Fetishising Paris is part of a long tradition among American cultural observers, from Ernest Hemingway to Woody Allen, many of whom have romanticised the French capital as if its streets were bathed in Chanel No. 5. Yet, American expatriates and French luminaries alike said the show seemed grotesquely divorced from 21st-century France, a country buffeted by social inequality, restive suburbs and racial tensions.
Gérard Araud, France’s former ambassador to Washington, known for throwing fabulous parties that would make Emily swoon, said he wasn’t watching the series and his circle appeared to be studiously avoiding it. “In France, it has the reputation of being a typically American mixture of cliches and of schmaltz,” he wrote in an email. “Cliches about us don’t interest us, and the French are not very schmaltzy.”
Bernard-Henri Lévy, France’s most famous public intellectual, also appears intent on not devoting any grey matter to the series. “I didn’t even think of looking at the show,” he said through a spokesperson.
Nevertheless, Leffler, the former consultant for the series, said Season 3 got some things right, including by having French characters speak more French among themselves. The show also, she said, accurately captured the French philosophy that it is beneficial for people not to work all the time. In 2017, France passed a provision in the labour law offering the right to disconnect by, in some cases, limiting the need for employees to reply to emails after work.
Although some fashionistas have blasted Emily in Paris for ignoring the famous maxim attributed to Coco Chanel, “Before you leave the house, look in the mirror and take one thing off,” the series has won fans among leading designers.

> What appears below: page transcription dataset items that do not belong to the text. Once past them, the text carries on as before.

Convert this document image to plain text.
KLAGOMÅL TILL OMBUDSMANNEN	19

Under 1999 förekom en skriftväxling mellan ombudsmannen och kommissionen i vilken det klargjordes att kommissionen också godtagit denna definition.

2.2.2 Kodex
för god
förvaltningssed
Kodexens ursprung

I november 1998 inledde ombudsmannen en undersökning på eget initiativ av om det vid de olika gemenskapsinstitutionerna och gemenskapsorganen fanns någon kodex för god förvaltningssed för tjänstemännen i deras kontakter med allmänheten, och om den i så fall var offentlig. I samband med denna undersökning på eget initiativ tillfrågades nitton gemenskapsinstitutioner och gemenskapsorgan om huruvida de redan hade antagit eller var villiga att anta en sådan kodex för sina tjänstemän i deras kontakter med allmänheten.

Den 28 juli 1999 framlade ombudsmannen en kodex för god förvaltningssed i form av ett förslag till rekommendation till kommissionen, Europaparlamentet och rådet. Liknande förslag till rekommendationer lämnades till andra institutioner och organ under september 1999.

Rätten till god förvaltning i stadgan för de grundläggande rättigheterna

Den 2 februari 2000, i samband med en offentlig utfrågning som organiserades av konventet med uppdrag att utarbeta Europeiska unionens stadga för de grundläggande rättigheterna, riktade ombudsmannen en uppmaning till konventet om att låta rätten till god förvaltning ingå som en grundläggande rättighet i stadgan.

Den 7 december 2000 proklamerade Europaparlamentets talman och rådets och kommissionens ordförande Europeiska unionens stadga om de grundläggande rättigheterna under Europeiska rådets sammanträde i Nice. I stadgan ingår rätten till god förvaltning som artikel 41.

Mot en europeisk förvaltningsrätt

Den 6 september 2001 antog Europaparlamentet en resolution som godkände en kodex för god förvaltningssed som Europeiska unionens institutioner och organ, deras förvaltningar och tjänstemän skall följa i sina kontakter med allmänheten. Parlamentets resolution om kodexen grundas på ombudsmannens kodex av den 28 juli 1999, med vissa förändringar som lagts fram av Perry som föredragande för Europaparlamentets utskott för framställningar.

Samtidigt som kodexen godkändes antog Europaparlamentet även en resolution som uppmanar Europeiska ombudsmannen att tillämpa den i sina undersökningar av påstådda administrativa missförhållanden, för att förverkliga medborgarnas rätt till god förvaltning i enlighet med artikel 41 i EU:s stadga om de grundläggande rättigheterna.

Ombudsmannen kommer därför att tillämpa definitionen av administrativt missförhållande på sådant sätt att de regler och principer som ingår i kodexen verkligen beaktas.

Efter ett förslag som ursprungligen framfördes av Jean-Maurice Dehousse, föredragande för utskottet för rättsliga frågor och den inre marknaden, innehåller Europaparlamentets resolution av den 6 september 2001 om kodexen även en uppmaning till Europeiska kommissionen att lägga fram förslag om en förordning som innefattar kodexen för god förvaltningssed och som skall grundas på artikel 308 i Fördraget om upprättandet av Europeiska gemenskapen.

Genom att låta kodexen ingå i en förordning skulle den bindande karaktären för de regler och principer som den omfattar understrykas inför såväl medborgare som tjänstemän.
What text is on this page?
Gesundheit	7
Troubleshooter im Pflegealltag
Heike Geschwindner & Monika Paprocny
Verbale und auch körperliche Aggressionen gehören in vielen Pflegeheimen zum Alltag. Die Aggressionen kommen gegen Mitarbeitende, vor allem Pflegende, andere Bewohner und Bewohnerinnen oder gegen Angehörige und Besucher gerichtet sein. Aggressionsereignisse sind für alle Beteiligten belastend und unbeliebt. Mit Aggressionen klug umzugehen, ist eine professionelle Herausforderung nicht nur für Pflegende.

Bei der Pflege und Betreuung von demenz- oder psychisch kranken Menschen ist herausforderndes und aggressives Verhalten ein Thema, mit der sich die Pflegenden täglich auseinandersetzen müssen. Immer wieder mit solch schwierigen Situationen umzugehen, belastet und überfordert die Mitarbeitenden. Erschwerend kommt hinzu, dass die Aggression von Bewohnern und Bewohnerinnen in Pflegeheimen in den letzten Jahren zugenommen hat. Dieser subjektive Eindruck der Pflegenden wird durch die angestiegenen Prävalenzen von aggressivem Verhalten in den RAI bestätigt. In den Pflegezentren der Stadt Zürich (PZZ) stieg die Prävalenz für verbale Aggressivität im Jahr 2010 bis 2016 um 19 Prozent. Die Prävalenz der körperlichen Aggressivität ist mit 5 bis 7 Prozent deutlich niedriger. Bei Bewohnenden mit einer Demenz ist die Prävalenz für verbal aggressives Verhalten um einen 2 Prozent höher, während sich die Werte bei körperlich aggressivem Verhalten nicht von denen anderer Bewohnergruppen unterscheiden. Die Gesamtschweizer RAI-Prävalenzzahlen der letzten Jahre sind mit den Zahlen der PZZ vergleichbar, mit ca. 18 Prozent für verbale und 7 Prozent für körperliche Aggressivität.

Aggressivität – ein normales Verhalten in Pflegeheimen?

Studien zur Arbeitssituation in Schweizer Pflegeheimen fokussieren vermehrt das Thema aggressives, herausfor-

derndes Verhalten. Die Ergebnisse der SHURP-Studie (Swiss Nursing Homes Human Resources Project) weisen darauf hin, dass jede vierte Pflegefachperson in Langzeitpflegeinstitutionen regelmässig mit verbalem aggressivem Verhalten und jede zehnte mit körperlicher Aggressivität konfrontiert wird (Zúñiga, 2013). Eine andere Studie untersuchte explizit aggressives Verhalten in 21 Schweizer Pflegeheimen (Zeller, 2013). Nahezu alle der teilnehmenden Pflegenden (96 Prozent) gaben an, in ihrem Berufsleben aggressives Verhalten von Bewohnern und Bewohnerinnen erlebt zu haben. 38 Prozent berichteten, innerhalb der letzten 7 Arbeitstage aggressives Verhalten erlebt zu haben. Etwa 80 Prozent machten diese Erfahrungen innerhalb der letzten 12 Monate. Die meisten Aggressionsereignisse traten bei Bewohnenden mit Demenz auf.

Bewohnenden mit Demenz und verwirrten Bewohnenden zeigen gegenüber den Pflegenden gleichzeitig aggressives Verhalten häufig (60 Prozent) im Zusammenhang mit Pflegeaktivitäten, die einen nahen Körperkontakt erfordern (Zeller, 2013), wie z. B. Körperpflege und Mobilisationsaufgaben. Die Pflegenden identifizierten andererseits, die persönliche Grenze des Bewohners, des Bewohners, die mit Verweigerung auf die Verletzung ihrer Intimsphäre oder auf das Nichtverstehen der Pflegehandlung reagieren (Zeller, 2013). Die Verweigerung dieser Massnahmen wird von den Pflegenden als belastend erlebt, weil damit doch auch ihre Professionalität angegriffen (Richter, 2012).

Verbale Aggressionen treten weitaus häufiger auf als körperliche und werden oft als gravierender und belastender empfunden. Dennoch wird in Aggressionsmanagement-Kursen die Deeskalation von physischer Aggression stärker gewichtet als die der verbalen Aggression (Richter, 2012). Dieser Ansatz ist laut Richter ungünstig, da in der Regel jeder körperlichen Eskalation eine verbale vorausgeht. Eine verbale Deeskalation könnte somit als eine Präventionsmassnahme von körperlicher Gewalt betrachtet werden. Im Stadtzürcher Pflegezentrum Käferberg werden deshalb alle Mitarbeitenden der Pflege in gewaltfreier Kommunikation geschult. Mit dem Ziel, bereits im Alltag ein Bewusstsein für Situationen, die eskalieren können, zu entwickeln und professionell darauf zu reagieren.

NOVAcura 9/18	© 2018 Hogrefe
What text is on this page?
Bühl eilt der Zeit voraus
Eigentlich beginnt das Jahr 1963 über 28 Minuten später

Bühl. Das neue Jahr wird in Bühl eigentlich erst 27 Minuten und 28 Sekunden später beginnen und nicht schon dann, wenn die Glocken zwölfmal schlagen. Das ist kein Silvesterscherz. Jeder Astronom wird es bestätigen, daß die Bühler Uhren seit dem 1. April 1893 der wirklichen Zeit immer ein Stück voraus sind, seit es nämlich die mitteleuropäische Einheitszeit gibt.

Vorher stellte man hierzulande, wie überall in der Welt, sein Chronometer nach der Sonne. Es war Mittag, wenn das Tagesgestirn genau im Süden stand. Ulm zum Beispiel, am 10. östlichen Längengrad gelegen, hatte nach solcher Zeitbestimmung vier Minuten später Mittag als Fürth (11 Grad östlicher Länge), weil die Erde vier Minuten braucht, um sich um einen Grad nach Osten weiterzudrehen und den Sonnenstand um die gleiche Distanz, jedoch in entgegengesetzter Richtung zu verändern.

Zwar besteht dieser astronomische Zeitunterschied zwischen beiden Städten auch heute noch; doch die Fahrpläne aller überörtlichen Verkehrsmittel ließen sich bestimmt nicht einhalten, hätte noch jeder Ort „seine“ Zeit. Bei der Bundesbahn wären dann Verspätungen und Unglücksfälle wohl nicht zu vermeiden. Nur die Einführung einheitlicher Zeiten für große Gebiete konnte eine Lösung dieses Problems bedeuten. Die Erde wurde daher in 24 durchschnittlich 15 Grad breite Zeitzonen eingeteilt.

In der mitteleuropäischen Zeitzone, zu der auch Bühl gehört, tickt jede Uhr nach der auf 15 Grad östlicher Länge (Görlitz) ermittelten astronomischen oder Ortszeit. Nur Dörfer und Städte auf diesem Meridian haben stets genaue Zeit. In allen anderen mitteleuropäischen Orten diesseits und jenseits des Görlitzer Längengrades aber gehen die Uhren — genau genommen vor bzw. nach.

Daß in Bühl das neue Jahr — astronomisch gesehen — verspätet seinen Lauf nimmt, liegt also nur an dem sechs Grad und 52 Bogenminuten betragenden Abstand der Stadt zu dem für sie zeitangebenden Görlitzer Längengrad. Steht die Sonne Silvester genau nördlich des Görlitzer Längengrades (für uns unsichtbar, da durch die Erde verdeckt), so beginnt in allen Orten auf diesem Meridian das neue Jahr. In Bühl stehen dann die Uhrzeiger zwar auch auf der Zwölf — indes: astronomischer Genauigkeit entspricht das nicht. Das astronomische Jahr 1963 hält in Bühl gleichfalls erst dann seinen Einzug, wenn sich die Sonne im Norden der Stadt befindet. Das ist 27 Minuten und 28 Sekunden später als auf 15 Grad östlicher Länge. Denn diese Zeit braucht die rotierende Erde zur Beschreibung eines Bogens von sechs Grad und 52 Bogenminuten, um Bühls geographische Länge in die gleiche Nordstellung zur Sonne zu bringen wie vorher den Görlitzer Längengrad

“I don’t know anybody in Paris who dresses like Emily in Paris or any 20-something woman who wears Schiaparelli to get her croissant in the morning,” said Christian Juul Nielsen, creative director of Hervé Léger, who worked nearly a decade in Paris as a designer for Christian Dior. “I wish I did!”
The real-life Emilys said, however, that the show’s portrayal of Paris with the grit scrubbed off made them appreciate the real Paris more. Emily also gave them someone to look down on, given that it often seemed as if Frenchwomen could outcook, outcharm and outdress them.
In one sense, at least, Leffler acknowledged she was trying harder to embrace her inner Emily. “I used to want everyone to like me, but the French don’t care if you like them,” she said. “I’m from New Jersey, and now I own it.”